Black Labor Too Uppity for the Fields: Guest Workers Needed

Obama’s immigration vision is clearly aligned with agribusiness.”

In the South, undocumented farm labor has almost totally replaced Blacks in the fields. The owners claim that African Americans don’t want the jobs, and are incapable of doing the work. Yet, as reported in the May 6New York Times, Blacks in Vidalia and Moultrie, Georgia, have gone to court, charging farm owners with discouraging them from applying for jobs in the fields and, once hired, paying them less than Latino workers and then firing them because of their “race and national origin.”

More bluntly put, African Americans refuse to be treated as slaves or fugitives in a foreign land. We’ve starred in that movie, already. One man who was fired after a week in the fields told the Times, “We are not going to run all the time. We are not Mexicans.”
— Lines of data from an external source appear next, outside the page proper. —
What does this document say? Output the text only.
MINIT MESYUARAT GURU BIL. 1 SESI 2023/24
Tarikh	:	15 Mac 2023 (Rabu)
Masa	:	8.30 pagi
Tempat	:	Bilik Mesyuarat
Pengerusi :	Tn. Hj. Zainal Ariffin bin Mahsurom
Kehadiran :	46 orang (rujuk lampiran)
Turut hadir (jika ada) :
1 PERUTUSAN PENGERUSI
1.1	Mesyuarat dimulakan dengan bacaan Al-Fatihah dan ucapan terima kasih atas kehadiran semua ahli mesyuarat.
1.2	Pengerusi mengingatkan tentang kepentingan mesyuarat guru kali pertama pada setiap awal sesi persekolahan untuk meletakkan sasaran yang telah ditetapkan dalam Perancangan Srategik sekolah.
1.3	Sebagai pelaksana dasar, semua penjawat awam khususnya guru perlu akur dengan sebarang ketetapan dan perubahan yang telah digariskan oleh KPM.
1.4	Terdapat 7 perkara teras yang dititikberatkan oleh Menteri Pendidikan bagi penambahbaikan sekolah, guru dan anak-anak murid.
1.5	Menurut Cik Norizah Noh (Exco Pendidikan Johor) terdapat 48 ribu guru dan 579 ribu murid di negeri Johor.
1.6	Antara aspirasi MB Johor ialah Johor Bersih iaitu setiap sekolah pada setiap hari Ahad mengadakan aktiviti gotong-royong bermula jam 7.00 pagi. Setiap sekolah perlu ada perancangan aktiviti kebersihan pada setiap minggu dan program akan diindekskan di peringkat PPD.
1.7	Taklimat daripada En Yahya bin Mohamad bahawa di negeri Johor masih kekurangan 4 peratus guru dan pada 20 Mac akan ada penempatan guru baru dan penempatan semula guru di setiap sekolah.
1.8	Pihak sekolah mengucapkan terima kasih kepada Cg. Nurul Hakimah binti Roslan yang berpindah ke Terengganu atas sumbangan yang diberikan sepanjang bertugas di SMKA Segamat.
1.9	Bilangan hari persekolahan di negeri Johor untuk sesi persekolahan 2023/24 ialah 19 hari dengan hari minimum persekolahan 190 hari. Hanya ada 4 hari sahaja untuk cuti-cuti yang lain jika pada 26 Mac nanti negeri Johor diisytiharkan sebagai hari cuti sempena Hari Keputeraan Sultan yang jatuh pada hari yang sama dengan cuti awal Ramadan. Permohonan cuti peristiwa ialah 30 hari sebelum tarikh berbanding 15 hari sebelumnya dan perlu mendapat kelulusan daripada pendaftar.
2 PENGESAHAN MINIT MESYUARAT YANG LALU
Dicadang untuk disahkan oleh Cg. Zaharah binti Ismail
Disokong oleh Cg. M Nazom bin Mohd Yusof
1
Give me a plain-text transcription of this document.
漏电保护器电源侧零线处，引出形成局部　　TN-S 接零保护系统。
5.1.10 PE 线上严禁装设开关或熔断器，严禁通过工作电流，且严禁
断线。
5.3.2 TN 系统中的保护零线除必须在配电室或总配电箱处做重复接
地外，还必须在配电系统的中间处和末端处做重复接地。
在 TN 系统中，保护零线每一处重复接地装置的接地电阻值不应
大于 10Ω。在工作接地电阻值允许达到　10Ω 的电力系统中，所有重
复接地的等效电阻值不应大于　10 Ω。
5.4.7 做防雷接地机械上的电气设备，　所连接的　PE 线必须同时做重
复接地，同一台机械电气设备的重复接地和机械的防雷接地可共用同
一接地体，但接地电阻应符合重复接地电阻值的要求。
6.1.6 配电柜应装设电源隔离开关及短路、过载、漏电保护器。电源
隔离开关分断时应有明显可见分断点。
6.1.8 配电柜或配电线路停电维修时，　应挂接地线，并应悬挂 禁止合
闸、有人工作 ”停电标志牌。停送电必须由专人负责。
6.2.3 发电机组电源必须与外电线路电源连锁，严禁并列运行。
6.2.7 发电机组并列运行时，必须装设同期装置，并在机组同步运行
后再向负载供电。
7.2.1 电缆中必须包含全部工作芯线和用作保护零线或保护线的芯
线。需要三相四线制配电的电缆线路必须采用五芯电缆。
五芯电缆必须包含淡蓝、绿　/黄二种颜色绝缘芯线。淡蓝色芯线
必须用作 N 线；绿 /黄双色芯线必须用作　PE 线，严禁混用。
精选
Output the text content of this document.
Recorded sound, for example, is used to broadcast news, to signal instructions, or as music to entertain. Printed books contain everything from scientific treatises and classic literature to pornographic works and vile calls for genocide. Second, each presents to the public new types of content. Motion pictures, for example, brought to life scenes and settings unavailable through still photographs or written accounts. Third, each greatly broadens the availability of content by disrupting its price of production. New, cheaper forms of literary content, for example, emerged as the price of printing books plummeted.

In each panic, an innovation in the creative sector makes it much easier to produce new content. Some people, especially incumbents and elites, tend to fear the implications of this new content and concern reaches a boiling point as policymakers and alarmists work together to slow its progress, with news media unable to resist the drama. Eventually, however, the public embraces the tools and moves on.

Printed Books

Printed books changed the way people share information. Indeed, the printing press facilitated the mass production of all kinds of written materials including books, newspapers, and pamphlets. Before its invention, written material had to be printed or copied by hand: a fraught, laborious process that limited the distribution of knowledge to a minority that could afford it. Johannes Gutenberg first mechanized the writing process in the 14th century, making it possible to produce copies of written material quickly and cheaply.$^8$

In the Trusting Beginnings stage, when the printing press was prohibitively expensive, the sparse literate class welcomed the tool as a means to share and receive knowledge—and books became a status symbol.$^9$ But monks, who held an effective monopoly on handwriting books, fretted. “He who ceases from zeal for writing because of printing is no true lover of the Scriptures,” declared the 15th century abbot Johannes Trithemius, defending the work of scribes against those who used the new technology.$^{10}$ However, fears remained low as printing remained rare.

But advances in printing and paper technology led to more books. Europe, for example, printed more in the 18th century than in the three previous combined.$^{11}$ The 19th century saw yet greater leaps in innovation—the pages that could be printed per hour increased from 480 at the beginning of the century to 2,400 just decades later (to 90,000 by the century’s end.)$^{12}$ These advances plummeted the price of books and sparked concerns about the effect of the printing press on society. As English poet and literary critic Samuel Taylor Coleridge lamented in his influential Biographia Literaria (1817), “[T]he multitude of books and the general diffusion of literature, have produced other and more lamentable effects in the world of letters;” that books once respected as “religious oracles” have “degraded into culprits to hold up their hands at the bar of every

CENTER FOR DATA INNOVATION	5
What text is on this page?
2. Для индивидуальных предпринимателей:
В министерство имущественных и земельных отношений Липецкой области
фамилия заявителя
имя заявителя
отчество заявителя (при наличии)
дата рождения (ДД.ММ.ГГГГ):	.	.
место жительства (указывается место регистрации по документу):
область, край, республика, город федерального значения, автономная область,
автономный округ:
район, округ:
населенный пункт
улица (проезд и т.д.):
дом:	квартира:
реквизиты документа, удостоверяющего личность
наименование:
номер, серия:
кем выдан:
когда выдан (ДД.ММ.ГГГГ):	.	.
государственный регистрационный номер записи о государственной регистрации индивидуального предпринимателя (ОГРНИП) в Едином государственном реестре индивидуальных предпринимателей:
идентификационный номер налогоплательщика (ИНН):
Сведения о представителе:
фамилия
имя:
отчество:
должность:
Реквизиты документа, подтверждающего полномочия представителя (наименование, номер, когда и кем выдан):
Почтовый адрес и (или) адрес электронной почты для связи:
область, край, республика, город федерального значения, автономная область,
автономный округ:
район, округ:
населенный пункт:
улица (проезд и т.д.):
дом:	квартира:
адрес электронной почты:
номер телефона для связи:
The farm owners, like their historical brethren, seek the closest approximation to slave labor that society will allow. Undocumented, seasonal workers who are racially and ethnically identifiable – and, theoretically, removable, at white society’s convenience – fit the bill.

The slave master always claimed that his Black captives were too lazy and shiftless to work, necessitating the application of whip and lash and knife and fire as moral implements. Old Master hasn’t changed a bit. He has replaced the Blacks, who had “no rights that any white man is bound to respect,” with right-less undocumented workers. He claims to love his Mexicans and Central Americans, just as he told his northern visitors that he loved and cared for his slaves, back in the day – until they were spoiled by emancipatory aspirations.